Ende Juli hat der Europäische Gerichtshof neue biotechnologische Züchtungsverfahren als Gentechnik eingestuft. Für die US-amerikanische Firma Cibus, die einen herbizidresistenten Raps nach Deutschland bringen wollte, hat das Folgen.
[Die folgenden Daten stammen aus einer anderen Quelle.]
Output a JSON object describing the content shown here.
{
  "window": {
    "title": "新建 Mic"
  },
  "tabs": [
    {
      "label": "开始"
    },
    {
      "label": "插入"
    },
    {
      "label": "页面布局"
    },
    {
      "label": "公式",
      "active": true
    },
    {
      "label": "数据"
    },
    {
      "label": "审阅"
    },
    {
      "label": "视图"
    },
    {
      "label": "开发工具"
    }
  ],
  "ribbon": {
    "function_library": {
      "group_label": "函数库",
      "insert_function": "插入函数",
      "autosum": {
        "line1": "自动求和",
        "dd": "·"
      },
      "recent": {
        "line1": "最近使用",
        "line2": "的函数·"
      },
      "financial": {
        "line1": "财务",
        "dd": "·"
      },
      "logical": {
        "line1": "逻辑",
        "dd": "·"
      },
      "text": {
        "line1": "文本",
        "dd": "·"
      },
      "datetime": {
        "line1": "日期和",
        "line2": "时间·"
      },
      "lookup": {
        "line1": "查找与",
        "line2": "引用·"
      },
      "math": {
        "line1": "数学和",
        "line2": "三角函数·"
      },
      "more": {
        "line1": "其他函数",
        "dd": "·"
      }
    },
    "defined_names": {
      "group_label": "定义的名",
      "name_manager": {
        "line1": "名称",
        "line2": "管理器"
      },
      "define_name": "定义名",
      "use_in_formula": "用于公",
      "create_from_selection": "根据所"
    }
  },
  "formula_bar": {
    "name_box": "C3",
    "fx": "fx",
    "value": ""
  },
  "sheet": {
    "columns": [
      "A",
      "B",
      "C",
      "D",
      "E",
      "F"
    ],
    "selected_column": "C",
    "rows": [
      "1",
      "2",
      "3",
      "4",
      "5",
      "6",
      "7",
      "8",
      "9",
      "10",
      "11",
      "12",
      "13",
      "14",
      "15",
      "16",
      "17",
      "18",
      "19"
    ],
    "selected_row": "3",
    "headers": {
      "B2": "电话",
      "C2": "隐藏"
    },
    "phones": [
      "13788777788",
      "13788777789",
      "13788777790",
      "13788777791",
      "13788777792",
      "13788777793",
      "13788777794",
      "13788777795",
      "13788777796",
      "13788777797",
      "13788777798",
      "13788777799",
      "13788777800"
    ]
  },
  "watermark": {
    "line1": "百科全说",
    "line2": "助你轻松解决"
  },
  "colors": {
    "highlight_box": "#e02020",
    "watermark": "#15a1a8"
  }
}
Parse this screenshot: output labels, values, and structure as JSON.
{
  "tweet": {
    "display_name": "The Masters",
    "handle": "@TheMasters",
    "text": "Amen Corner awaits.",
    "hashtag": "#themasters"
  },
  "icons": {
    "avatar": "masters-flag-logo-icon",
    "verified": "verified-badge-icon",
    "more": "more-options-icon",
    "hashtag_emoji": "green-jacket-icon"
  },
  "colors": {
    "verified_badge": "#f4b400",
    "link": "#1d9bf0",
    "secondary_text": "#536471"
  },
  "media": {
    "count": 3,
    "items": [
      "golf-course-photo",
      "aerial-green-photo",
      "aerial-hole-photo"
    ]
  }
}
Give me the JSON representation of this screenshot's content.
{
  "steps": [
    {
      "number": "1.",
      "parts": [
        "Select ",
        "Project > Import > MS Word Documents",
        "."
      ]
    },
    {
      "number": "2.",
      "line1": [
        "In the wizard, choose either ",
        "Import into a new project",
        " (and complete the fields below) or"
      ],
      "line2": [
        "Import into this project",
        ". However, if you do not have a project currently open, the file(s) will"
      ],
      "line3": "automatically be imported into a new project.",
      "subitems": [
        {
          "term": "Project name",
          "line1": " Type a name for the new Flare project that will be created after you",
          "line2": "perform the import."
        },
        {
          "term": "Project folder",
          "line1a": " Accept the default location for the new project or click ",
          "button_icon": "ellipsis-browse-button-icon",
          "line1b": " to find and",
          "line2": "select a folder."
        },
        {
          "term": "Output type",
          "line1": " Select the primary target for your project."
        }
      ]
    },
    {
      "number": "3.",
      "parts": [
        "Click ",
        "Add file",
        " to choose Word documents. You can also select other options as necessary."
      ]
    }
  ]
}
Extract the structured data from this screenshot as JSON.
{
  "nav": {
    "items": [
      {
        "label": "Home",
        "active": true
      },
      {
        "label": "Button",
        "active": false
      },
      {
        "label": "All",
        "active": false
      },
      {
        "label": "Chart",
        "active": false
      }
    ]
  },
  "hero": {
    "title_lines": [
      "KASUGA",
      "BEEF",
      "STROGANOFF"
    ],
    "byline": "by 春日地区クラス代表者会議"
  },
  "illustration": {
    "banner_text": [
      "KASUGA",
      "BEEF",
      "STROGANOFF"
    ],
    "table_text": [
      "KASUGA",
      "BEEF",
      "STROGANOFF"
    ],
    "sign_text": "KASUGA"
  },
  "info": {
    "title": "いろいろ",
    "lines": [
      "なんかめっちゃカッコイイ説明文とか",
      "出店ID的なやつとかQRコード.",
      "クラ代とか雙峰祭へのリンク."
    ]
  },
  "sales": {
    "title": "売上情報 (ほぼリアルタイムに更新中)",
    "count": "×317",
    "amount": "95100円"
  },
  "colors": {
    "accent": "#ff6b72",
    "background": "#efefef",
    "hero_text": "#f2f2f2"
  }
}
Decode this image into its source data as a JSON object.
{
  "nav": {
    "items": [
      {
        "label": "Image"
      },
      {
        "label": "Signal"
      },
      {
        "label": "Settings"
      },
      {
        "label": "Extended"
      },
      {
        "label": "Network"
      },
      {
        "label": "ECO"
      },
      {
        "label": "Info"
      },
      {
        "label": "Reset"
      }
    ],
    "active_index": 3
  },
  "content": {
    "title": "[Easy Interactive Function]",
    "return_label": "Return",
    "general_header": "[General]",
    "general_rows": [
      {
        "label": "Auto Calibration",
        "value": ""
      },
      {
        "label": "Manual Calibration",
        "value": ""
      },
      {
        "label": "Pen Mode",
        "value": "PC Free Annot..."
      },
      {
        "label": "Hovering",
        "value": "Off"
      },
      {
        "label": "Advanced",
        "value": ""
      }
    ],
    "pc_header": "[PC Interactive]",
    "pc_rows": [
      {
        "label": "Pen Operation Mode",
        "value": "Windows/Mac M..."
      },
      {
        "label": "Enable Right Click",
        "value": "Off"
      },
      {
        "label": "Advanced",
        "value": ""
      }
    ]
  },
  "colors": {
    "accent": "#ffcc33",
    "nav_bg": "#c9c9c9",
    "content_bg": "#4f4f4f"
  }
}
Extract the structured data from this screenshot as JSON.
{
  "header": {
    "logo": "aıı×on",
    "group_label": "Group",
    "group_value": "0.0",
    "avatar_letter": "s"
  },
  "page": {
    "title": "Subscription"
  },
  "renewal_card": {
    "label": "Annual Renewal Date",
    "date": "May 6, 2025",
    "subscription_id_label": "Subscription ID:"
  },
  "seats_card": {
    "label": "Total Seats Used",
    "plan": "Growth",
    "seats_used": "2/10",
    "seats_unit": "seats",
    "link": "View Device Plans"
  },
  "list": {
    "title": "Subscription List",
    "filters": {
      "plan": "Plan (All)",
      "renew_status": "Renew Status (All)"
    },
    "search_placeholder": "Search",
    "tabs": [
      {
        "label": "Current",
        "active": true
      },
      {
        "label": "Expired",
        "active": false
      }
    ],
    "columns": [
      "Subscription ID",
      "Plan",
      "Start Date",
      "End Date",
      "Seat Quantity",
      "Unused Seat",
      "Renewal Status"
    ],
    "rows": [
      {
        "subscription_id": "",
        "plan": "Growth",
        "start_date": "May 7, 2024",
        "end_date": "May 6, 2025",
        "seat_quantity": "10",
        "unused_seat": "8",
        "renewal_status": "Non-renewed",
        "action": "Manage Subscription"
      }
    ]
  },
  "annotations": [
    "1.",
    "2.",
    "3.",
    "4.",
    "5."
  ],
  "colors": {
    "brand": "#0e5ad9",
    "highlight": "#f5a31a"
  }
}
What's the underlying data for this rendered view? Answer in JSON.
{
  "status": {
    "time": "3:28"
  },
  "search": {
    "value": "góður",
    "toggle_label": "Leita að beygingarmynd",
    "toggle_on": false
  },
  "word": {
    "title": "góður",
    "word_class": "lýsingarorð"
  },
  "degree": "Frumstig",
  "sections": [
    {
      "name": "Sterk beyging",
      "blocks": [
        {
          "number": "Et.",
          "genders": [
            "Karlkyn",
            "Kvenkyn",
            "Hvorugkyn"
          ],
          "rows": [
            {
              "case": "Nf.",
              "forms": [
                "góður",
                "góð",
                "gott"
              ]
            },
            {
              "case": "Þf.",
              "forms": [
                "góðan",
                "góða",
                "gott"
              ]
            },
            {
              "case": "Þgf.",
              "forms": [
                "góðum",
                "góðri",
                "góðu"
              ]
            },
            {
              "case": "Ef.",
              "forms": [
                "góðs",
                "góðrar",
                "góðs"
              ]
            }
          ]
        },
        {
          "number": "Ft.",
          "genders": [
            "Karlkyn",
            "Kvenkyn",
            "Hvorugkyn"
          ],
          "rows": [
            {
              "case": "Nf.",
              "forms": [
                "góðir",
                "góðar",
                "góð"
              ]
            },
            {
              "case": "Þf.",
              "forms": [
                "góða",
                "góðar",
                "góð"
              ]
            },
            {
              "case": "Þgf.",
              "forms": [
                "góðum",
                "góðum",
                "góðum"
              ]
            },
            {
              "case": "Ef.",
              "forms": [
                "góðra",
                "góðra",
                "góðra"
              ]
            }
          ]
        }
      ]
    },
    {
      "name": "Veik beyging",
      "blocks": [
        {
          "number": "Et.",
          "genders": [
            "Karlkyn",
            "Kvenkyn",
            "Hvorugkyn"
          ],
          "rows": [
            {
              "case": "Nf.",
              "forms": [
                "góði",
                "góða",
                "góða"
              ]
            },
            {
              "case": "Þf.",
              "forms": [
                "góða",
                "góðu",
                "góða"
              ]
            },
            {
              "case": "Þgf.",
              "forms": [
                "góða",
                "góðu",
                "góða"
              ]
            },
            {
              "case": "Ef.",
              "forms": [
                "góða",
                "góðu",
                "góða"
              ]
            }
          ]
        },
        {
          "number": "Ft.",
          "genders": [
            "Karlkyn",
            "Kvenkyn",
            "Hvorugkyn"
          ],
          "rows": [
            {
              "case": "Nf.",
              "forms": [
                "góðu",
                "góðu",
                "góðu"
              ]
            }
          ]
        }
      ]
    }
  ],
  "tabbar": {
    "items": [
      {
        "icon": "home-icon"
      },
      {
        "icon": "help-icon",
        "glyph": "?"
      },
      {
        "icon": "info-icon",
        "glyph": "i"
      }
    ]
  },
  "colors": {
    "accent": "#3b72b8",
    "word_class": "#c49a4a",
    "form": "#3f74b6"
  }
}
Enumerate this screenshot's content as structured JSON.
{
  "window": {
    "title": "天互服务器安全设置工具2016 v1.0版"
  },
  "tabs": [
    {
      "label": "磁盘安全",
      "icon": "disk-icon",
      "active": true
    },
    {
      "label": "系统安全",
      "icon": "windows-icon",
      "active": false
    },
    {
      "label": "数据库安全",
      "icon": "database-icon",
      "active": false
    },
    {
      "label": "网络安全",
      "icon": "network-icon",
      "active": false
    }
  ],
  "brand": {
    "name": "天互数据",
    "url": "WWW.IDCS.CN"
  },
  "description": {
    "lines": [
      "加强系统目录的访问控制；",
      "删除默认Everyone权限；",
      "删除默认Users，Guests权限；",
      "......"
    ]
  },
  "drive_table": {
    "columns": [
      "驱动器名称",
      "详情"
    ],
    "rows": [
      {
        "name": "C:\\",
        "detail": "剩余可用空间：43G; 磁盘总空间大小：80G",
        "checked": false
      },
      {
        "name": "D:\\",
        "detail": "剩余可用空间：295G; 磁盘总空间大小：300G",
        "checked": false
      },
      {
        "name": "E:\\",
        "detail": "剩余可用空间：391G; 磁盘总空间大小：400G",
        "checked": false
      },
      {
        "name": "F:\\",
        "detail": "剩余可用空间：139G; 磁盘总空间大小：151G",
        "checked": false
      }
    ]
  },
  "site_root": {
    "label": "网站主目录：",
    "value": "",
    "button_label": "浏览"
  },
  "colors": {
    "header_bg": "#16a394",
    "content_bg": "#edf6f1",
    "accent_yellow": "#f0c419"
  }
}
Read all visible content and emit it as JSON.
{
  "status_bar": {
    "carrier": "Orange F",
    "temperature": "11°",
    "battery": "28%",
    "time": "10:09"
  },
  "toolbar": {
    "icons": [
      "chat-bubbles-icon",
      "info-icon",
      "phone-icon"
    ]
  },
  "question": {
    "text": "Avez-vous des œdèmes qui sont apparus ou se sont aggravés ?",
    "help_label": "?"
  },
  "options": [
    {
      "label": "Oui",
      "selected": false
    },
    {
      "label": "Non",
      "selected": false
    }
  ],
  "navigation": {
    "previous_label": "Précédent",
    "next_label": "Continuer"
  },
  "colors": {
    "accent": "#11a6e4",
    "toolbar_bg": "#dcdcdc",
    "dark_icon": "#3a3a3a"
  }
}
Die neue Rapssorte der US-amerikanischen Firma Cibus fällt unter die europäische Gentechnik-Gesetzgebung. Dies ist mit dem Urteil des Europäischen Gerichtshof zu neuen biotechnologischen Züchtungsverfahren, zu denen neben der Genschere Crispr-Cas auch das "Rapid Trait Development System" (RTDS) der Firma Cibus zählt, klargestellt.

BVL zieht Bescheid zurück

Einige Wochen nach Urteilsverkündung zieht nun das Bundesamt für Verbraucherschutz und Lebensmittelsicherheit (BVL) offiziell einen Bescheid aus dem Jahr 2015 zurück. Dieser hatte die herbizidresisten Rapslinien des US-Rapszüchters mit Niederlassung in den Niederlanden, die mit der RTDS-Technik entwickelt wurde, ursprünglich als nicht gentechnisch veränderten Organismus (GVO) im Sinne des Gentechnikgesetzes erklärt. Damit wollte die Behörde damals grünes Licht für mögliche Freilandversuche in Deutschland signalisieren.

Angst vor Auskreuzung

Gegen diesen Bescheid des BVL hatte ein Bündnis von Umweltschutz-, Anbau- und Saatgutverbänden unter Koordination der Arbeitsgemeinschaft bäuerliche Landwirtschaft (AbL) Widerspruch eingereicht. Dieser war allerdings vom BVL abgewiesen worden. Durch eine Klage beim Verwaltungsgericht Braunschweig verhinderte der Bund für Umwelt und Naturschutz Deutschland (BUND) nach eigenen Angaben mit weiteren Klägern zusammen die Freisetzung beziehungsweise den Anbau des Rapses.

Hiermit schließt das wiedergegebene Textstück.